Students turn to peace
The U2 song “One” echoed through the gym of Corona del Mar High School as kids filed into the bleachers dressed in designer jeans and their new back-to-school shoes. The helium balloons tied to the bleacher guard rails were red, white and blue, but there were few references to 9/11 at Corona del Mar High School’s assembly Tuesday to mark the sixth anniversary of the terrorist attacks.
Student organizers opted to hold a “Unity Assembly” to mark 9/11, instead of a more traditional remembrance of the 2,974 people who died in the attacks. The event focused on world peace and forgiveness.
“We didn’t want to do the classic 9/11 assembly,” said 16-year-old junior Monique Danser, a member of the school’s Human Relation’s Council, which organized the event. “We didn’t want the candlelight vigil.”
Most of the students at Corona del Mar were in grade school Sept. 11, 2001, and have attended an annual 9/11 remembrance assembly every school year since, Danser said.
“We wanted to talk about the lessons we could learn from 9/11 like forgiveness and peace, so it doesn’t happen again,” said 16-year-old Corona del Mar junior Maddie Todd, also a member of the Human Relations Council.
Corona del Mar gym teacher Gary Mahieson, a U.S. Air Force Reserves officer who served in Afghanistan, led the school in a moment of silence in remembrance of the victims, but spoke only briefly on 9/11 and terrorism.
“When we think of 9/11 a lot of things flash through our minds and memories,” Mahieson said. “We think of people who died and also of the some 3,500 people who have died in Operation Enduring Freedom and Operation Iraqi Freedom.”
In keeping with the theme of tolerance and forgiveness, Anti-Defamation League spokeswoman Darcy Fehringer presented the school with a banner declaring Corona del Mar “No Place for Hate.”
Corona del Mar students also invited Newport Beach resident Linda Beihl to talk at the assembly about the African concept of “ubuntu,” or, respect and understanding for individuals and community. Beihl’s daughter, Amy Beihl, was killed in South Africa in 1993 because she was white, although she was working to register black South Africans to vote.

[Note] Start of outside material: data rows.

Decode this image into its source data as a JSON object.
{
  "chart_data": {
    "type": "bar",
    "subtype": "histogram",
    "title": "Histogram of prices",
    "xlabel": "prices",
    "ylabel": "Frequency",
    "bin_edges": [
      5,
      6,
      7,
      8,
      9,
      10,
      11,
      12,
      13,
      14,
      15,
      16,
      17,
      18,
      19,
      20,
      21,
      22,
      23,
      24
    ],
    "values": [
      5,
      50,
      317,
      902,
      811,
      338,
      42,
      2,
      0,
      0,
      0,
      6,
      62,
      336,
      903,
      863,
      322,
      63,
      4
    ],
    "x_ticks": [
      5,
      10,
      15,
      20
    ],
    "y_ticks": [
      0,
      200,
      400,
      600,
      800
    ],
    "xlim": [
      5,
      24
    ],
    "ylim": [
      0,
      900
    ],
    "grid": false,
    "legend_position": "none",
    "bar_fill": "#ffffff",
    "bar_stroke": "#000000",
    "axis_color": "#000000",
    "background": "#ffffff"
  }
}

“How many of you remember 9/11?” asked Beihl, standing in the center of the gym. “Do you all realize what a tragedy it was? Do you remember that our whole world was affected by that?”
Nearly every student at the sixth- through 12th-grade school slowly raised their hand.
“How old were you when it happened?” she asked.
“Nine? Eight?”
“Six,” some of the students shouted as their replies.
Beihl went on to tell the story of her daughter, Amy, a 26-year-old political activist and former captain of the Stanford diving team who was helping to register black voters in South Africa when she was stoned and stabbed to death by four black men.
“They saw her white face, she was the enemy, so they stoned and stabbed her to death,” Beihl said. “And within 30 minutes, the newspeople pulled up in a satellite trucks in front of our house on Irvine Avenue in Newport Beach and that was very hard for our family.”
The Beihl family traveled to South Africa after Amy’s death, and founded the Amy Beihl Foundation and Amy Beihl Foundation Trust, which provides education and anti-violence programs in South Africa.
The Beihls accepted their daughter’s killer’s legal application for amnesty in 1997.
“People ask why we went to South Africa, why we forgave those men but we would not have had peace in our hearts and joy in our lives if we hadn’t,” Beihl told the high school students. “Those men wouldn’t have done what they did if they had the opportunities you have. Education is the only way there won’t be anymore 9/11s.”